Carnival of Souls (1962)
Where’s it on? Talking Pictures TV, Friday, 11.05pm
One of the great one-offs, Herk Harvey’s sole feature as director is the haunted, haunting tale of a woman who, having survived a car accident, moves to a Utah town, takes up work as a church organist and finds herself mysteriously drawn to the abandoned carnival on the edge of town. Six years ahead of George A. Romero’s Night of the Living Dead, Harvey’s film is ground-zero for US indie horror, being made far from the industrial hub of Hollywood and for the princely sum of $33,000. Harvey summons a huge amount of dread atmosphere for that cash: Carnival of Souls unspools as a surreal, fugue-state nightmare, scored to unearthly organ dirges.

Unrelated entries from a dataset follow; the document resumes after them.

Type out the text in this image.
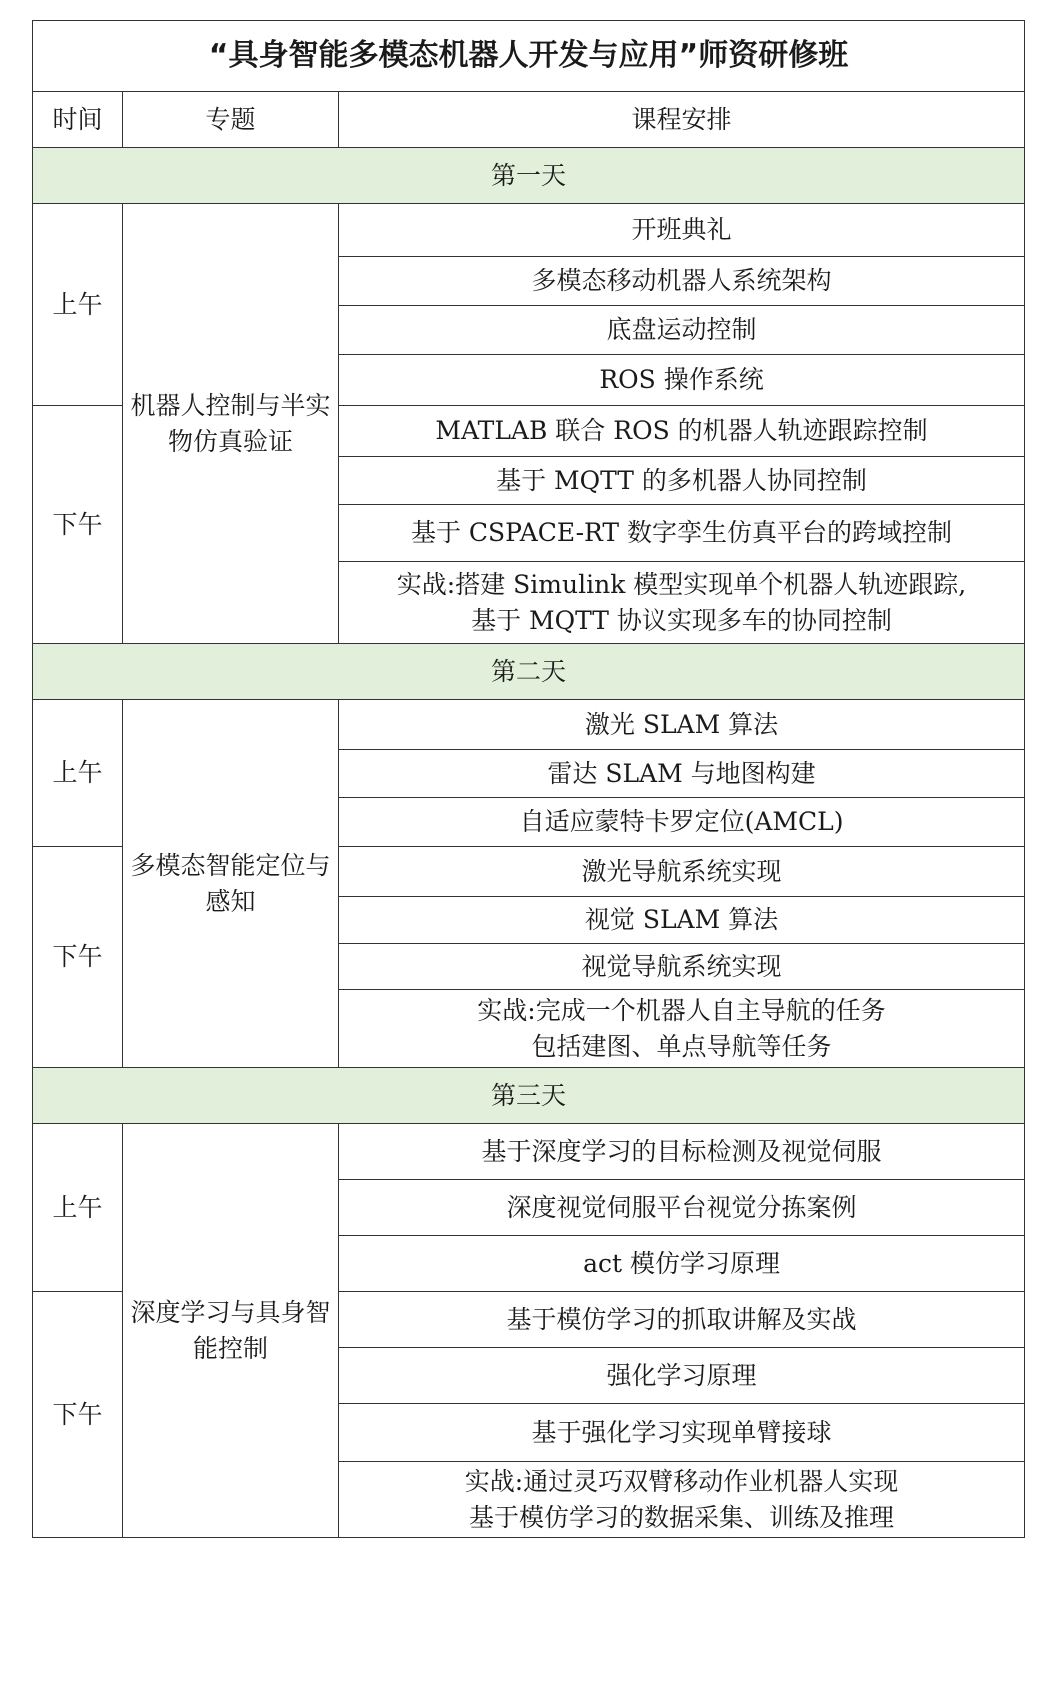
“具身智能多模态机器人开发与应用”师资研修班		
时间	专题	课程安排
第一天		
上午	机器人控制与半实物仿真验证	开班典礼
		多模态移动机器人系统架构
		底盘运动控制
		ROS 操作系统
下午		MATLAB 联合 ROS 的机器人轨迹跟踪控制
		基于 MQTT 的多机器人协同控制
		基于 CSPACE-RT 数字孪生仿真平台的跨域控制
		实战:搭建 Simulink 模型实现单个机器人轨迹跟踪,
基于 MQTT 协议实现多车的协同控制
第二天		
上午	多模态智能定位与感知	激光 SLAM 算法
		雷达 SLAM 与地图构建
		自适应蒙特卡罗定位(AMCL)
下午		激光导航系统实现
		视觉 SLAM 算法
		视觉导航系统实现
		实战:完成一个机器人自主导航的任务
包括建图、单点导航等任务
第三天		
上午	深度学习与具身智能控制	基于深度学习的目标检测及视觉伺服
		深度视觉伺服平台视觉分拣案例
		act 模仿学习原理
下午		基于模仿学习的抓取讲解及实战
		强化学习原理
		基于强化学习实现单臂接球
		实战:通过灵巧双臂移动作业机器人实现
基于模仿学习的数据采集、训练及推理
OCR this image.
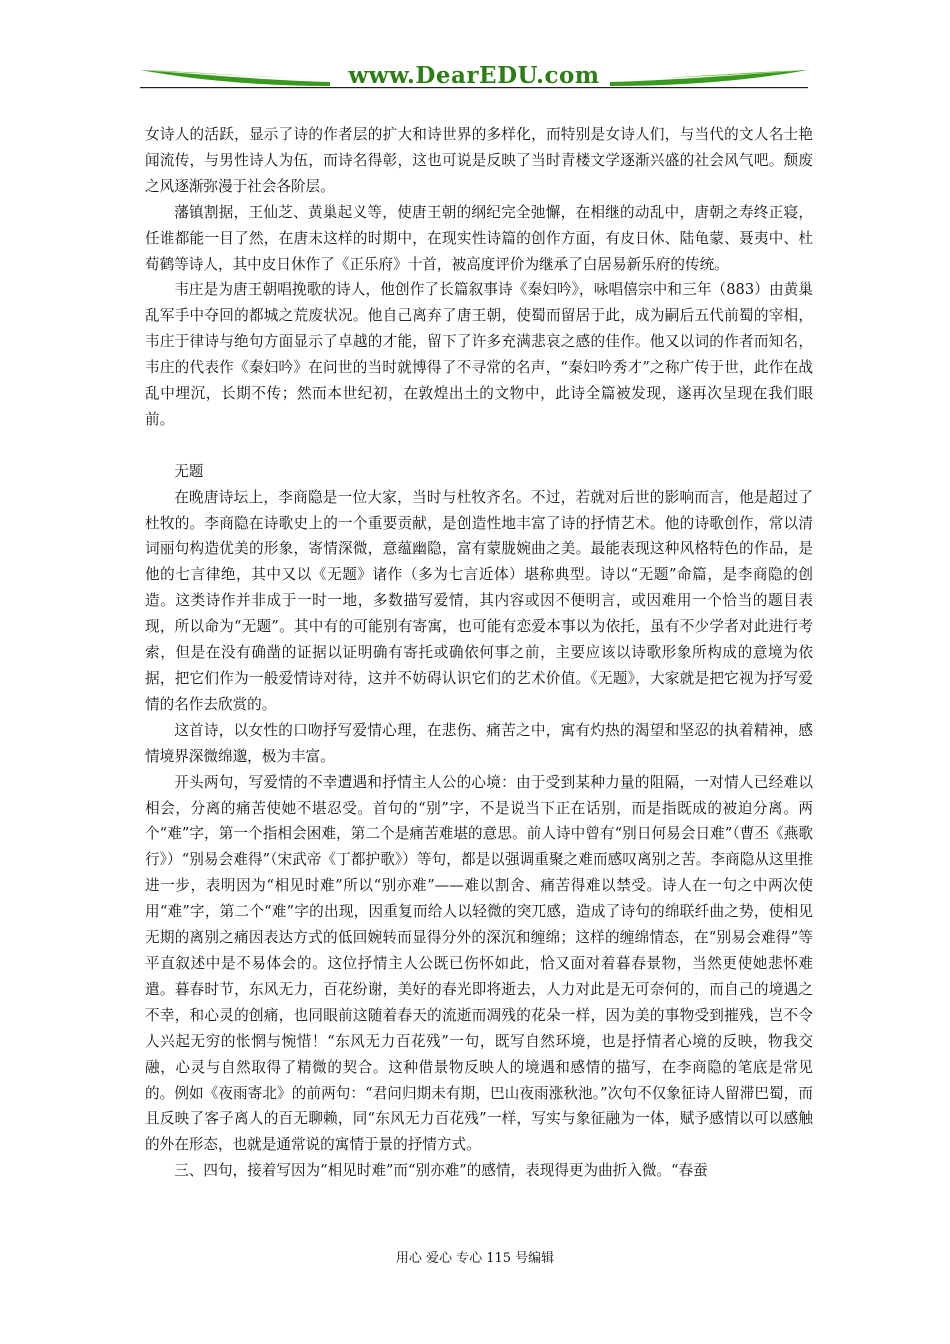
www.DearEDU.com

女诗人的活跃，显示了诗的作者层的扩大和诗世界的多样化，而特别是女诗人们，与当代的文人名士艳闻流传，与男性诗人为伍，而诗名得彰，这也可说是反映了当时青楼文学逐渐兴盛的社会风气吧。颓废之风逐渐弥漫于社会各阶层。

藩镇割据，王仙芝、黄巢起义等，使唐王朝的纲纪完全弛懈，在相继的动乱中，唐朝之寿终正寝，任谁都能一目了然，在唐末这样的时期中，在现实性诗篇的创作方面，有皮日休、陆龟蒙、聂夷中、杜荀鹤等诗人，其中皮日休作了《正乐府》十首，被高度评价为继承了白居易新乐府的传统。

韦庄是为唐王朝唱挽歌的诗人，他创作了长篇叙事诗《秦妇吟》，咏唱僖宗中和三年（883）由黄巢乱军手中夺回的都城之荒废状况。他自己离弃了唐王朝，使蜀而留居于此，成为嗣后五代前蜀的宰相，韦庄于律诗与绝句方面显示了卓越的才能，留下了许多充满悲哀之感的佳作。他又以词的作者而知名，韦庄的代表作《秦妇吟》在问世的当时就博得了不寻常的名声，“秦妇吟秀才”之称广传于世，此作在战乱中埋沉，长期不传；然而本世纪初，在敦煌出土的文物中，此诗全篇被发现，遂再次呈现在我们眼前。

无题

在晚唐诗坛上，李商隐是一位大家，当时与杜牧齐名。不过，若就对后世的影响而言，他是超过了杜牧的。李商隐在诗歌史上的一个重要贡献，是创造性地丰富了诗的抒情艺术。他的诗歌创作，常以清词丽句构造优美的形象，寄情深微，意蕴幽隐，富有蒙胧婉曲之美。最能表现这种风格特色的作品，是他的七言律绝，其中又以《无题》诸作（多为七言近体）堪称典型。诗以“无题”命篇，是李商隐的创造。这类诗作并非成于一时一地，多数描写爱情，其内容或因不便明言，或因难用一个恰当的题目表现，所以命为“无题”。其中有的可能别有寄寓，也可能有恋爱本事以为依托，虽有不少学者对此进行考索，但是在没有确凿的证据以证明确有寄托或确依何事之前，主要应该以诗歌形象所构成的意境为依据，把它们作为一般爱情诗对待，这并不妨碍认识它们的艺术价值。《无题》，大家就是把它视为抒写爱情的名作去欣赏的。

这首诗，以女性的口吻抒写爱情心理，在悲伤、痛苦之中，寓有灼热的渴望和坚忍的执着精神，感情境界深微绵邈，极为丰富。

开头两句，写爱情的不幸遭遇和抒情主人公的心境：由于受到某种力量的阻隔，一对情人已经难以相会，分离的痛苦使她不堪忍受。首句的“别”字，不是说当下正在话别，而是指既成的被迫分离。两个“难”字，第一个指相会困难，第二个是痛苦难堪的意思。前人诗中曾有“别日何易会日难”（曹丕《燕歌行》）“别易会难得”（宋武帝《丁都护歌》）等句，都是以强调重聚之难而感叹离别之苦。李商隐从这里推进一步，表明因为“相见时难”所以“别亦难”——难以割舍、痛苦得难以禁受。诗人在一句之中两次使用“难”字，第二个“难”字的出现，因重复而给人以轻微的突兀感，造成了诗句的绵联纤曲之势，使相见无期的离别之痛因表达方式的低回婉转而显得分外的深沉和缠绵；这样的缠绵情态，在“别易会难得”等平直叙述中是不易体会的。这位抒情主人公既已伤怀如此，恰又面对着暮春景物，当然更使她悲怀难遣。暮春时节，东风无力，百花纷谢，美好的春光即将逝去，人力对此是无可奈何的，而自己的境遇之不幸，和心灵的创痛，也同眼前这随着春天的流逝而凋残的花朵一样，因为美的事物受到摧残，岂不令人兴起无穷的怅惘与惋惜！“东风无力百花残”一句，既写自然环境，也是抒情者心境的反映，物我交融，心灵与自然取得了精微的契合。这种借景物反映人的境遇和感情的描写，在李商隐的笔底是常见的。例如《夜雨寄北》的前两句：“君问归期未有期，巴山夜雨涨秋池。”次句不仅象征诗人留滞巴蜀，而且反映了客子离人的百无聊赖，同“东风无力百花残”一样，写实与象征融为一体，赋予感情以可以感触的外在形态，也就是通常说的寓情于景的抒情方式。

三、四句，接着写因为“相见时难”而“别亦难”的感情，表现得更为曲折入微。“春蚕

用心 爱心 专心 115 号编辑
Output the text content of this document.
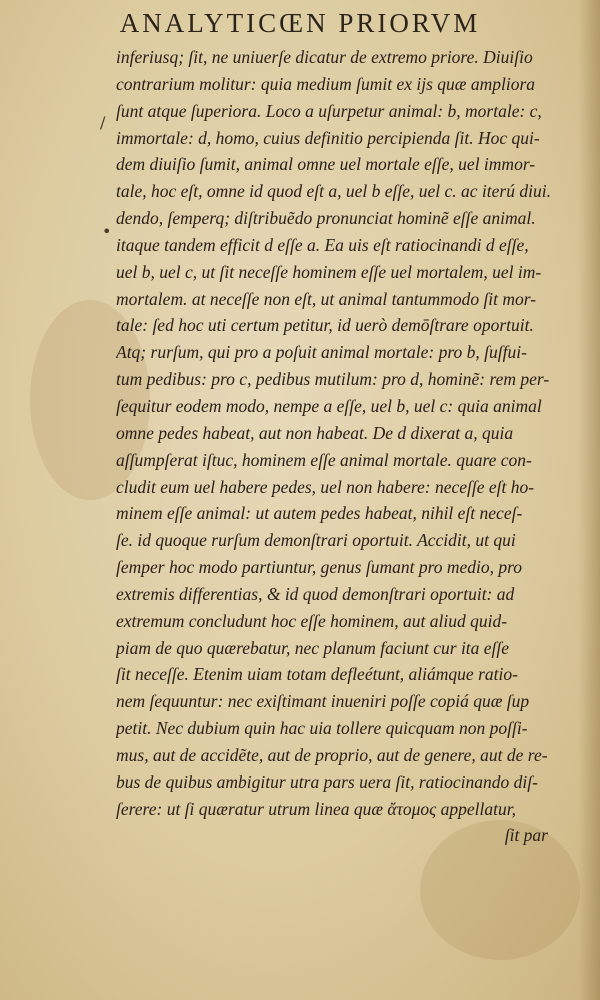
ANALYTICŒN PRIORVM
/
•
inferiusq; ſit, ne uniuerſe dicatur de extremo priore. Diuiſio
contrarium molitur: quia medium ſumit ex ijs quæ ampliora
ſunt atque ſuperiora. Loco a uſurpetur animal: b, mortale: c,
immortale: d, homo, cuius definitio percipienda ſit. Hoc qui-
dem diuiſio ſumit, animal omne uel mortale eſſe, uel immor-
tale, hoc eſt, omne id quod eſt a, uel b eſſe, uel c. ac iterú diui.
dendo, ſemperq; diſtribuẽdo pronunciat hominẽ eſſe animal.
itaque tandem efficit d eſſe a. Ea uis eſt ratiocinandi d eſſe,
uel b, uel c, ut ſit neceſſe hominem eſſe uel mortalem, uel im-
mortalem. at neceſſe non eſt, ut animal tantummodo ſit mor-
tale: ſed hoc uti certum petitur, id uerò demōſtrare oportuit.
Atq; rurſum, qui pro a poſuit animal mortale: pro b, ſuſfui-
tum pedibus: pro c, pedibus mutilum: pro d, hominẽ: rem per-
ſequitur eodem modo, nempe a eſſe, uel b, uel c: quia animal
omne pedes habeat, aut non habeat. De d dixerat a, quia
aſſumpſerat iſtuc, hominem eſſe animal mortale. quare con-
cludit eum uel habere pedes, uel non habere: neceſſe eſt ho-
minem eſſe animal: ut autem pedes habeat, nihil eſt neceſ-
ſe. id quoque rurſum demonſtrari oportuit. Accidit, ut qui
ſemper hoc modo partiuntur, genus ſumant pro medio, pro
extremis differentias, & id quod demonſtrari oportuit: ad
extremum concludunt hoc eſſe hominem, aut aliud quid-
piam de quo quærebatur, nec planum faciunt cur ita eſſe
ſit neceſſe. Etenim uiam totam defleétunt, aliámque ratio-
nem ſequuntur: nec exiſtimant inueniri poſſe copiá quæ ſup
petit. Nec dubium quin hac uia tollere quicquam non poſſi-
mus, aut de accidẽte, aut de proprio, aut de genere, aut de re-
bus de quibus ambigitur utra pars uera ſit, ratiocinando diſ-
ſerere: ut ſi quæratur utrum linea quæ ἄτομος appellatur,
ſit par
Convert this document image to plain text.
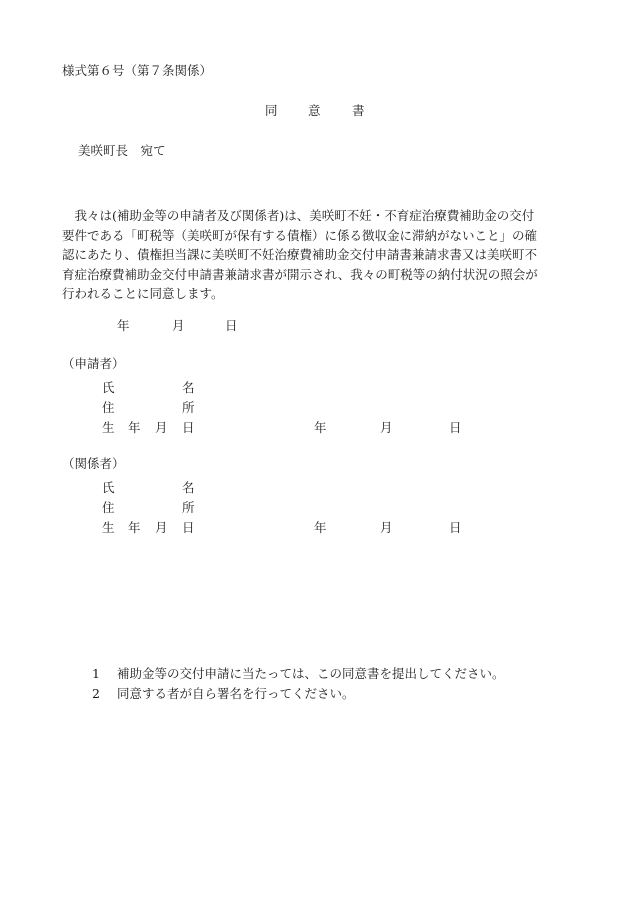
様式第６号（第７条関係）
同 意	書
美咲町長　宛て
　我々は(補助金等の申請者及び関係者)は、美咲町不妊・不育症治療費補助金の交付
要件である「町税等（美咲町が保有する債権）に係る徴収金に滞納がないこと」の確
認にあたり、債権担当課に美咲町不妊治療費補助金交付申請書兼請求書又は美咲町不
育症治療費補助金交付申請書兼請求書が開示され、我々の町税等の納付状況の照会が
行われることに同意します。
年	月	日
（申請者）
氏	名
住	所
生 年 月 日	年	月	日
（関係者）
氏	名
住	所
生 年 月 日	年	月	日
1 補助金等の交付申請に当たっては、この同意書を提出してください。
2 同意する者が自ら署名を行ってください。
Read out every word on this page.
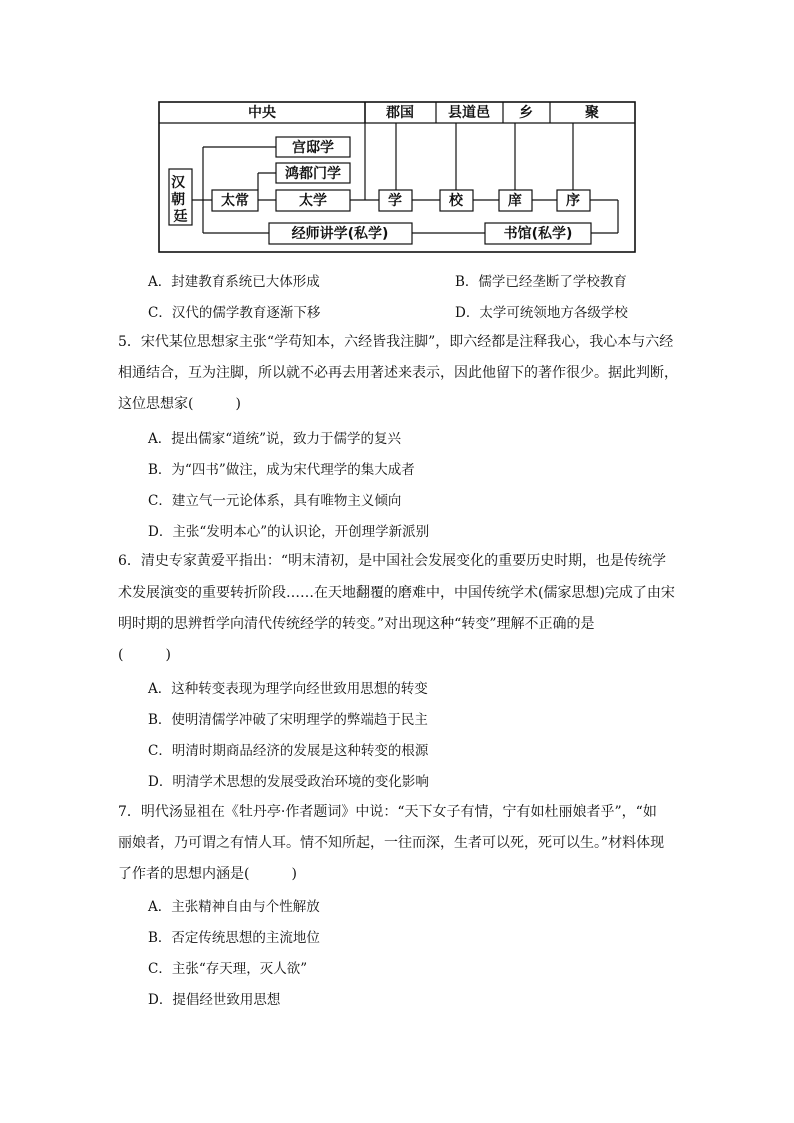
中央	郡国 县道邑 乡	聚
汉 朝 廷
太常
宫邸学
鸿都门学
太学
经师讲学(私学)
学	校	庠	序
书馆(私学)
A．封建教育系统已大体形成	B．儒学已经垄断了学校教育
C．汉代的儒学教育逐渐下移	D．太学可统领地方各级学校
5．宋代某位思想家主张“学苟知本，六经皆我注脚”，即六经都是注释我心，我心本与六经
相通结合，互为注脚，所以就不必再去用著述来表示，因此他留下的著作很少。据此判断，
这位思想家(　　　)
A．提出儒家“道统”说，致力于儒学的复兴
B．为“四书”做注，成为宋代理学的集大成者
C．建立气一元论体系，具有唯物主义倾向
D．主张“发明本心”的认识论，开创理学新派别
6．清史专家黄爱平指出：“明末清初，是中国社会发展变化的重要历史时期，也是传统学
术发展演变的重要转折阶段……在天地翻覆的磨难中，中国传统学术(儒家思想)完成了由宋
明时期的思辨哲学向清代传统经学的转变。”对出现这种“转变”理解不正确的是
(　　　)
A．这种转变表现为理学向经世致用思想的转变
B．使明清儒学冲破了宋明理学的弊端趋于民主
C．明清时期商品经济的发展是这种转变的根源
D．明清学术思想的发展受政治环境的变化影响
7．明代汤显祖在《牡丹亭·作者题词》中说：“天下女子有情，宁有如杜丽娘者乎”，“如
丽娘者，乃可谓之有情人耳。情不知所起，一往而深，生者可以死，死可以生。”材料体现
了作者的思想内涵是(　　　)
A．主张精神自由与个性解放
B．否定传统思想的主流地位
C．主张“存天理，灭人欲”
D．提倡经世致用思想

Nam June Paik: Moon Is the Oldest TV (2023)
Where’s it on? Cinemas nationwide and online on BFI Player
Fresh from this year’s Sundance lineup, Amanda Kim’s fascinating documentary offers a portrait of Korean-American avant-garde artist Nam June Paik, the man credited with revolutionising video as an artform. Kim’s film paints a picture of a visionary artist with an insatiable appetite for doing things differently, following him from music studies in Germany (meeting Karlheinz Stockhausen and John Cage) to years of restless experimentation as part of the Fluxus movement and New York’s downtown art community, rubbing shoulders with Andy Warhol, Yoko Ono, Jonas Mekas and so on. Paik found his niche by pushing the nascent video format to playful, abstract extremes, creating video art that’s proven enduringly influential on pop culture, from 80s pop videos and TV to the meme era.
Aurora (2010)
Where’s it on? Klassiki Online
Film of the week on the streaming service dedicated to cinema from Eastern Europe and Central Asia is a highlight of the Romanian New Wave: Cristi Puiu’s weighty and surprisingly gripping three-hour anti-thriller Aurora. Puiu himself plays the central role of a fortysomething man with dark thoughts in his mind and a gun in his possession. He spends the film roaming or driving around the city, apparently with a sinister purpose. As we attempt to parse the man’s enigmatic actions and downcast mood, Puiu’s precise, controlled images hold our attention in a vice. In its way, it’s as grimly absorbing as his previous film, the more widely celebrated The Death of Mr Lazarescu (2005).